You're haunted, you're hunted, wherever you
roam.
Spoon River, Spoon River, is calling you
home.
For the river is time, as it flows toward
the sea,
and in leaving its banks you are free, you
are free.
So very, very long
ago (45 years!) I took those words to heart, feeling nostalgic already for
having to leave the river, Santa Fe, my childhood—even before I left. I felt a presentiment of how it would be,
away, how I would always miss it and feel part of me missing, elsewhere.
I would have been
in ninth grade when I read the lines in our school literary magazine, The Skirmisher. The older kids were performing The Spoon River Anthology for the
spring's play, a story about leavings, ghosts, lives and losses. And I was heartbroken because we were all
being moved away from the river—the Santa Fe River, in our case, where I had
roamed so blissfully, collecting tiny water birch cones, swinging on a fat rope
from a tree on the far bank the last days of the school year, learning, loving,
discovering up close the world of sorrow and delight as adolescents do.
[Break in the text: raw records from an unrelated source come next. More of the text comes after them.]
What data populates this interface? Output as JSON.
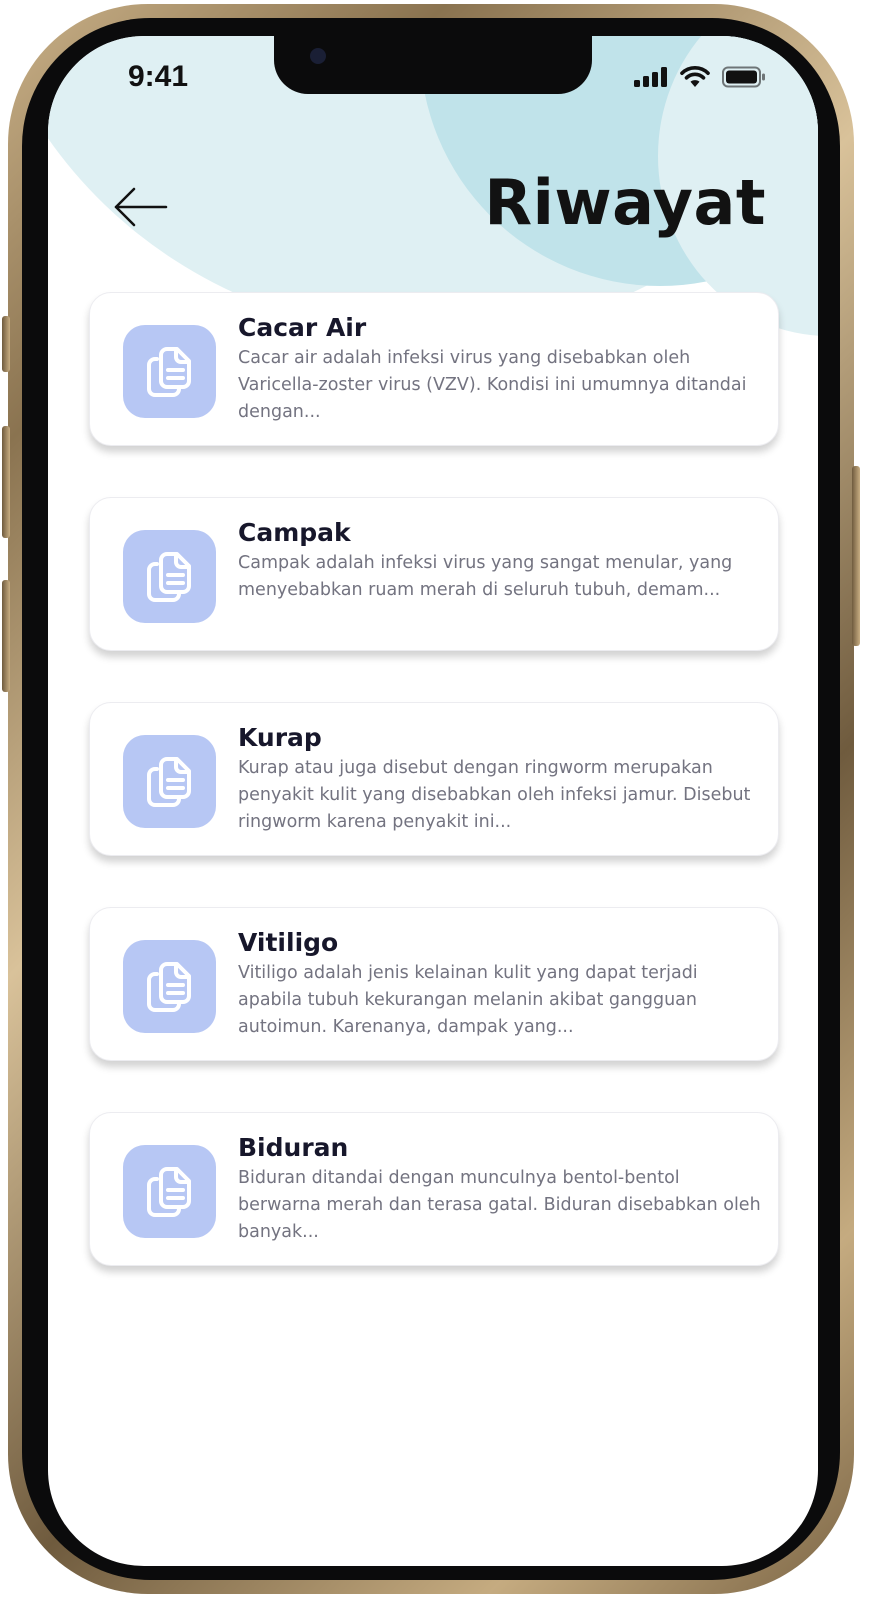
{
  "status_bar": {
    "time": "9:41",
    "icons": [
      "signal-icon",
      "wifi-icon",
      "battery-icon"
    ]
  },
  "header": {
    "back_icon": "arrow-left-icon",
    "title": "Riwayat"
  },
  "items": [
    {
      "title": "Cacar Air",
      "description": "Cacar air adalah infeksi virus yang disebabkan oleh Varicella-zoster virus (VZV). Kondisi ini umumnya ditandai dengan...",
      "icon": "document-copy-icon"
    },
    {
      "title": "Campak",
      "description": "Campak adalah infeksi virus yang sangat menular, yang menyebabkan ruam merah di seluruh tubuh, demam...",
      "icon": "document-copy-icon"
    },
    {
      "title": "Kurap",
      "description": "Kurap atau juga disebut dengan ringworm merupakan penyakit kulit yang disebabkan oleh infeksi jamur. Disebut ringworm karena penyakit ini...",
      "icon": "document-copy-icon"
    },
    {
      "title": "Vitiligo",
      "description": "Vitiligo adalah jenis kelainan kulit yang dapat terjadi apabila tubuh kekurangan melanin akibat gangguan autoimun. Karenanya, dampak yang...",
      "icon": "document-copy-icon"
    },
    {
      "title": "Biduran",
      "description": "Biduran ditandai dengan munculnya bentol-bentol berwarna merah dan terasa gatal. Biduran disebabkan oleh banyak...",
      "icon": "document-copy-icon"
    }
  ],
  "colors": {
    "header_bg": "#dff0f3",
    "header_circle": "#c0e3ea",
    "icon_tile": "#b7c7f4",
    "title_text": "#17172b",
    "desc_text": "#737380"
  }
}
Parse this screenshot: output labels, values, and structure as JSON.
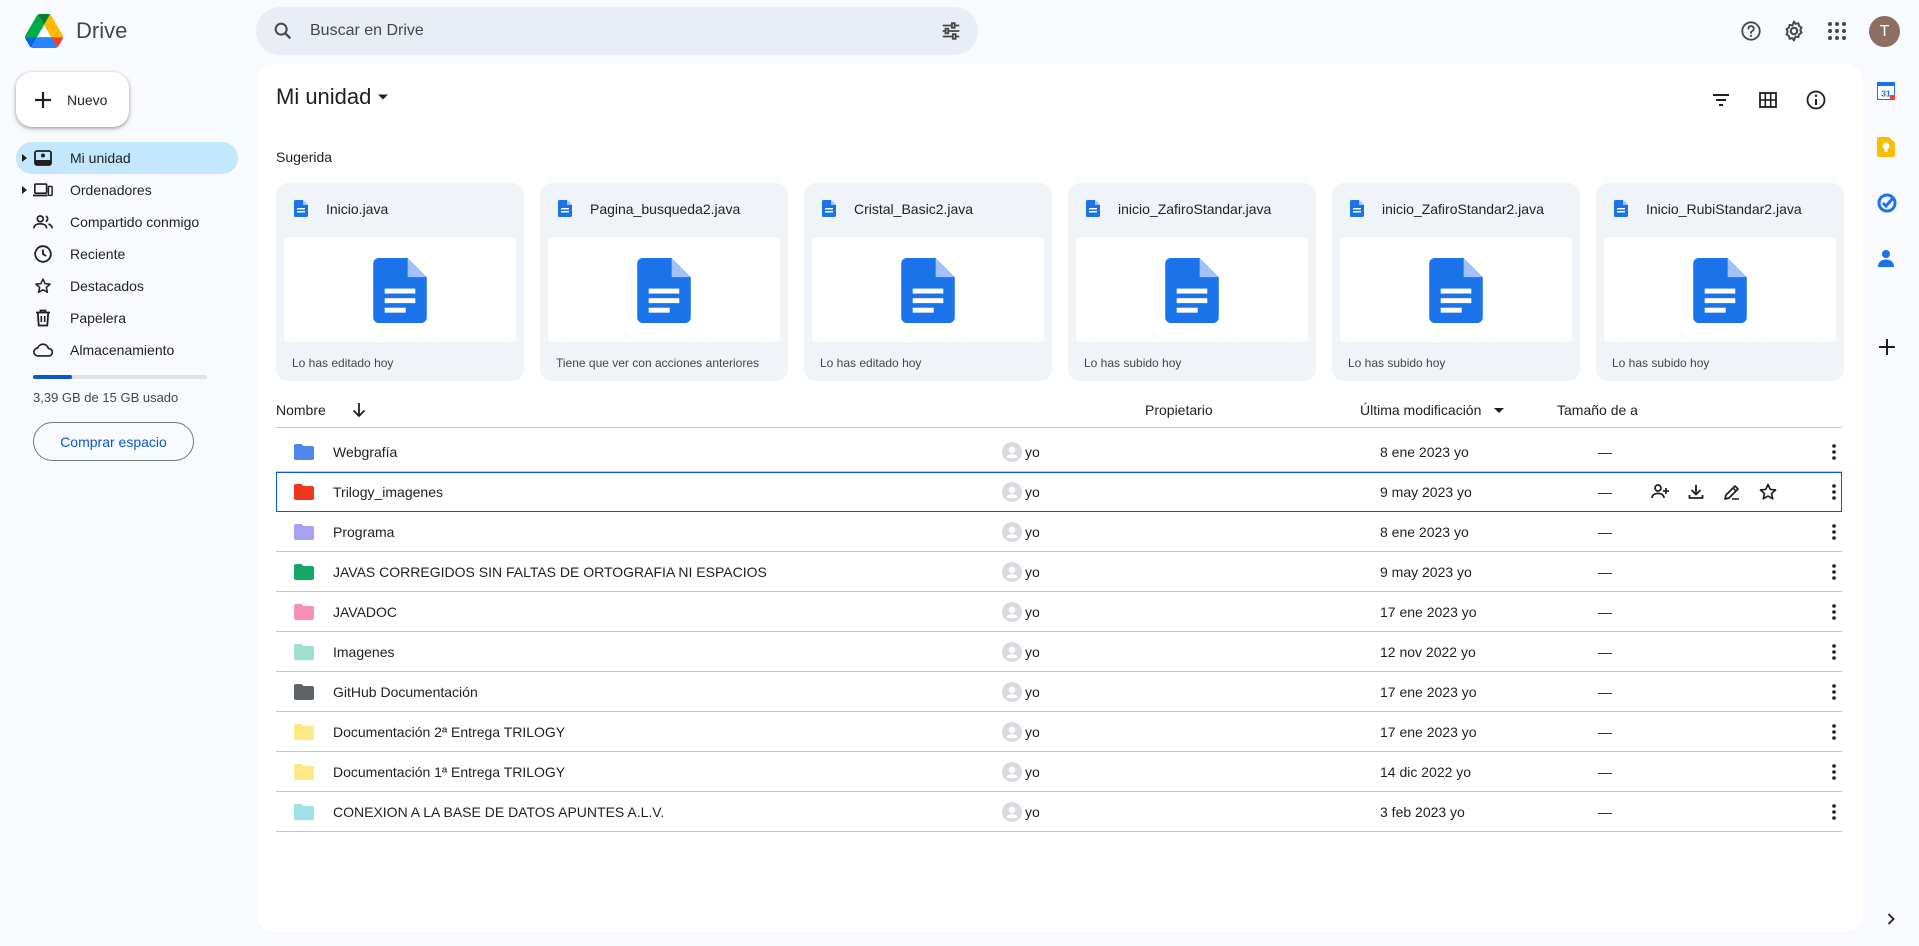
{
  "app": {
    "name": "Drive"
  },
  "search": {
    "placeholder": "Buscar en Drive"
  },
  "new_button": {
    "label": "Nuevo"
  },
  "sidebar": {
    "items": [
      {
        "label": "Mi unidad",
        "icon": "my-drive-icon",
        "active": true
      },
      {
        "label": "Ordenadores",
        "icon": "computers-icon"
      },
      {
        "label": "Compartido conmigo",
        "icon": "shared-icon"
      },
      {
        "label": "Reciente",
        "icon": "clock-icon"
      },
      {
        "label": "Destacados",
        "icon": "star-icon"
      },
      {
        "label": "Papelera",
        "icon": "trash-icon"
      },
      {
        "label": "Almacenamiento",
        "icon": "cloud-icon"
      }
    ],
    "storage": {
      "used_fraction": 0.226,
      "text": "3,39 GB de 15 GB usado"
    },
    "buy_label": "Comprar espacio"
  },
  "main": {
    "title": "Mi unidad",
    "suggested_label": "Sugerida",
    "suggested": [
      {
        "name": "Inicio.java",
        "reason": "Lo has editado hoy"
      },
      {
        "name": "Pagina_busqueda2.java",
        "reason": "Tiene que ver con acciones anteriores"
      },
      {
        "name": "Cristal_Basic2.java",
        "reason": "Lo has editado hoy"
      },
      {
        "name": "inicio_ZafiroStandar.java",
        "reason": "Lo has subido hoy"
      },
      {
        "name": "inicio_ZafiroStandar2.java",
        "reason": "Lo has subido hoy"
      },
      {
        "name": "Inicio_RubiStandar2.java",
        "reason": "Lo has subido hoy"
      }
    ],
    "columns": {
      "name": "Nombre",
      "owner": "Propietario",
      "modified": "Última modificación",
      "size": "Tamaño de a"
    },
    "files": [
      {
        "name": "Webgrafía",
        "color": "#4f86ec",
        "owner": "yo",
        "modified": "8 ene 2023 yo",
        "size": "—"
      },
      {
        "name": "Trilogy_imagenes",
        "color": "#f0361c",
        "owner": "yo",
        "modified": "9 may 2023 yo",
        "size": "—",
        "selected": true
      },
      {
        "name": "Programa",
        "color": "#a8a2f5",
        "owner": "yo",
        "modified": "8 ene 2023 yo",
        "size": "—"
      },
      {
        "name": "JAVAS CORREGIDOS SIN FALTAS DE ORTOGRAFIA NI ESPACIOS",
        "color": "#16a765",
        "owner": "yo",
        "modified": "9 may 2023 yo",
        "size": "—"
      },
      {
        "name": "JAVADOC",
        "color": "#f691b2",
        "owner": "yo",
        "modified": "17 ene 2023 yo",
        "size": "—"
      },
      {
        "name": "Imagenes",
        "color": "#9fe1c9",
        "owner": "yo",
        "modified": "12 nov 2022 yo",
        "size": "—"
      },
      {
        "name": "GitHub Documentación",
        "color": "#5f6368",
        "owner": "yo",
        "modified": "17 ene 2023 yo",
        "size": "—"
      },
      {
        "name": "Documentación 2ª Entrega TRILOGY",
        "color": "#fbe983",
        "owner": "yo",
        "modified": "17 ene 2023 yo",
        "size": "—"
      },
      {
        "name": "Documentación 1ª Entrega TRILOGY",
        "color": "#fbe983",
        "owner": "yo",
        "modified": "14 dic 2022 yo",
        "size": "—"
      },
      {
        "name": "CONEXION A LA BASE DE DATOS APUNTES A.L.V.",
        "color": "#9fe1e7",
        "owner": "yo",
        "modified": "3 feb 2023 yo",
        "size": "—"
      }
    ]
  },
  "user": {
    "initial": "T"
  },
  "colors": {
    "accent": "#0b57d0",
    "doc_blue": "#1a73e8",
    "active_nav": "#c2e7ff"
  }
}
We had to leave that Eden for a new campus
elsewhere in town, no longer up the deep canyon where artists lived and horses
could be climbed to at lunchtime up Cerro Gordo, the "fat hill."
And now, this year,
next Saturday, the school reunion will be there on the river, at that place
that affected me so profoundly, that embodies all loss for me, all
longing. And I won't be able to be
there—another loss that all these years later still hurts. You can't revisit the past, no, except in
heart and mind. I know they say you
shouldn't even try. But I would have loved dearly in this instance to go back
to my river of time just for that single afternoon.